Biomedical Computing Information Group BCIG

 

BCIG SPEAKER EVENT: “Information Visualization: Discovering Temporal Event Patterns in Electronic Health Records”

Clinical Center (Building 10) Medical Board Room (Room 2C116)

Abstract: After a general overview of information visualization and examples of visualizations, we will focus on interfaces for Discovering Temporal Event Patterns in Electronic Health Records. Specifying event sequence queries is challenging even for skilled computer professionals familiar with SQL. We will demonstrate our interactive search strategies that allow for aligning records on important events, ranking, and filtering combined with grouping of results to find common or rare events.  A second design uses query-by-example, in which users specify a pattern and see a similarity-ranked list of results. The similarity measure can be customized by four decision criteria, with controls to reduce the impact of missing, extra, or swapped events or the impact of time shifts.
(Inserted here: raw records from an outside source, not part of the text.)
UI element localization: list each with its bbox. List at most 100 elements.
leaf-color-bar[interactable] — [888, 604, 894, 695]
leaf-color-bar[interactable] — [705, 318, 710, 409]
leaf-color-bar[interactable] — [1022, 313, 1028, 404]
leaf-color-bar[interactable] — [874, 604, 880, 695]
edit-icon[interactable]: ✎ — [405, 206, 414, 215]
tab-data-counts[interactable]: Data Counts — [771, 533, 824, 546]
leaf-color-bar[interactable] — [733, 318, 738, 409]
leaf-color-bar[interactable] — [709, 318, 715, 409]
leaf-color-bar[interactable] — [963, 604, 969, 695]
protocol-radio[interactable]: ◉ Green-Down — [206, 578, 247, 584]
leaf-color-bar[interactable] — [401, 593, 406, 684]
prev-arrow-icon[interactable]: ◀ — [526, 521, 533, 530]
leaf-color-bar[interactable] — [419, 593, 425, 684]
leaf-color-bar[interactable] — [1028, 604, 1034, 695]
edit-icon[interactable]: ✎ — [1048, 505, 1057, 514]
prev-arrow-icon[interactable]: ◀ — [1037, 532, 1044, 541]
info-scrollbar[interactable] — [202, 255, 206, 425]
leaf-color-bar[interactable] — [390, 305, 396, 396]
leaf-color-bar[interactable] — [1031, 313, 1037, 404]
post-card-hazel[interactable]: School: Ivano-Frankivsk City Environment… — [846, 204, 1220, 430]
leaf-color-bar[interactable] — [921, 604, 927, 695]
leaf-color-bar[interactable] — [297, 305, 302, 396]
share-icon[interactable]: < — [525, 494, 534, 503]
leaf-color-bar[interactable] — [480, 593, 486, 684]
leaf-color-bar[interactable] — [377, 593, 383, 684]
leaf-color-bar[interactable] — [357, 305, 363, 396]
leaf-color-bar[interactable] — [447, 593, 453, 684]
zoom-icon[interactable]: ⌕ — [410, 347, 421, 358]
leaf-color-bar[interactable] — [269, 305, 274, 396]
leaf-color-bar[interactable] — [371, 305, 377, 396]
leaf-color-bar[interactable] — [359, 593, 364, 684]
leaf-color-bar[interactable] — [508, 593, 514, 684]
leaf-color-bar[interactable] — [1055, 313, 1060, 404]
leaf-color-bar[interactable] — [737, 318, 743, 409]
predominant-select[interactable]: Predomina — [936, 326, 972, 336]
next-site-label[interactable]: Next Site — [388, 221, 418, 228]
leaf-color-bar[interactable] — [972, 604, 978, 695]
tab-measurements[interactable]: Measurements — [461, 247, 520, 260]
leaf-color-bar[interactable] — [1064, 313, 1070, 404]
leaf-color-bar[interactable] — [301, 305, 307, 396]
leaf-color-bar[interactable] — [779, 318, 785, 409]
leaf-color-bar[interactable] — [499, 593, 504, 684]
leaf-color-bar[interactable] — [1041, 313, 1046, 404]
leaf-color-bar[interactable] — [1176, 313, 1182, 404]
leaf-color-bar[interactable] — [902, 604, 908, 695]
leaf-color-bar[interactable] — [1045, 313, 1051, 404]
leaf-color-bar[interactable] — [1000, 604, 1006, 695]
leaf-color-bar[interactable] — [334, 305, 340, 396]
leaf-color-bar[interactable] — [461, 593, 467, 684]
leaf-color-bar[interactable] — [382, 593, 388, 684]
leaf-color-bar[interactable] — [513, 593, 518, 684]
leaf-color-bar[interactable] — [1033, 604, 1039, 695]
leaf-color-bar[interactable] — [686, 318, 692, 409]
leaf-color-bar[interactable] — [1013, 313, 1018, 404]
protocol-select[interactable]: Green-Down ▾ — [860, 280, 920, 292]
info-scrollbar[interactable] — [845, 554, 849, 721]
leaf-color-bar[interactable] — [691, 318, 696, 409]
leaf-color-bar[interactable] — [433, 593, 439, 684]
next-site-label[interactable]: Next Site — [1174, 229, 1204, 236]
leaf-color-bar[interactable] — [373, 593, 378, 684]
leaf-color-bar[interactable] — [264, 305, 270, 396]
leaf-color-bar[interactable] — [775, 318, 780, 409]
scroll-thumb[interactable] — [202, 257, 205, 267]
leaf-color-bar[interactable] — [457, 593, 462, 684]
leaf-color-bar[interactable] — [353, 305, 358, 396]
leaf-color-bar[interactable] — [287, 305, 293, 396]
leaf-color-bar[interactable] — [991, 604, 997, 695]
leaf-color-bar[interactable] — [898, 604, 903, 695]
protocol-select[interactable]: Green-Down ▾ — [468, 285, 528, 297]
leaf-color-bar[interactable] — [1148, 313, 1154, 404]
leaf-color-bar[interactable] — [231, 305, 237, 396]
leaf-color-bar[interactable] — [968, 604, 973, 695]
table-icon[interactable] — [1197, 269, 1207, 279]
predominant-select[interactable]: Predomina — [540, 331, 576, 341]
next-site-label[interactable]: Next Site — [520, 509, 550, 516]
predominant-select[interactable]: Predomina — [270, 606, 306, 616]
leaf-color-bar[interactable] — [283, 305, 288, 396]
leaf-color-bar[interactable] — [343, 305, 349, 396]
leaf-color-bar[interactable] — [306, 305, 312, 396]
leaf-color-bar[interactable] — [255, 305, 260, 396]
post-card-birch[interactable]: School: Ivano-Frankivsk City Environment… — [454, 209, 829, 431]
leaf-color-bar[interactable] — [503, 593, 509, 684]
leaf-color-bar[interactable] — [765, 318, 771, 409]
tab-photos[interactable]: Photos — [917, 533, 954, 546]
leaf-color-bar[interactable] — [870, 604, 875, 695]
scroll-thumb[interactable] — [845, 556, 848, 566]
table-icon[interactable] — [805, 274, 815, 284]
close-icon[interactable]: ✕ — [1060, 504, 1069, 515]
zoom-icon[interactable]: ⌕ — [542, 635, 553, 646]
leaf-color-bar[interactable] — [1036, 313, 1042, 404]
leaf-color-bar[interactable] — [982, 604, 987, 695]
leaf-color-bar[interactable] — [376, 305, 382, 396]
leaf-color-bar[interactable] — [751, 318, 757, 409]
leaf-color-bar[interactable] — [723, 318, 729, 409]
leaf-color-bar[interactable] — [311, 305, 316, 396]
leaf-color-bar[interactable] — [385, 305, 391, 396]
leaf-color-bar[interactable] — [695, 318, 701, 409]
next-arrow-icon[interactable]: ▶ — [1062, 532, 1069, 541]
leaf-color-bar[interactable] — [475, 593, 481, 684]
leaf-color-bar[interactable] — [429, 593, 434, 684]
We will report on our collaboration with Washington Hospital Center clinicians and administrators on case studies illustrating how these visualization tools can help lead to important medical and operational insights.  For example we have studied temporal patterns in heparin-induced thrombocytopenia, or adverse reactions to radiology contrast administration, and monitored the incidence of bounce-back between floor and ICU.  For more information see: www.cs.umd.edu/hcil/lifelines2 and www.cs.umd.edu/hcil/similan

3:30 - 5:00 pm February 11, 2009

Professor Catherine Plaisant

Professor Catherine Plaisant

Associate Director of Research of the Human-Computer Interaction Lab of the University of Maryland Institute for Advanced Computer Studies

The NIH Biomedical Computing Interest Group (BCIG) 2010 Distinguished Lecture Series with the theme “The Interface of Computer Science, Statistics, Informatics & Translational Medicine” continues Thursday, February 11 with a lecture by Professor Catherine Plaisant entitled “Information Visualization: Discovering Temporal Event Patterns in Electronic Health Records.” Dr. Plaisant is Associate Director of Research of the Human-Computer Interaction Lab of the University of Maryland Institute for Advanced Computer Studies. She earned a Doctorat d'Ingenieur degree in France in 1982 and has written over 100 refereed technical publications on diverse subjects such as information visualization, digital libraries, universal access, image browsing, help, digital humanities, technology for families, or evaluation methodologies.  She is a co-author with Ben Shneiderman of "Designing the User Interface: Strategies for Effective Human-Computer Interaction" (5th ed. March 2009) http://www.pearsonhighered.com/dtui5einfo/.  David Wang and Krist Wongsuphasawat are Computer Science PhD students working with Catherine Plaisant and Ben Shneiderman. The title of her BCIG presentation is “What Is Pattern Recognition?”  The lecture is 3:30 – 5:00 p.m. and will start at 3:30 p.m. sharp at the Medical Board Room (Room 2C116), Building 10.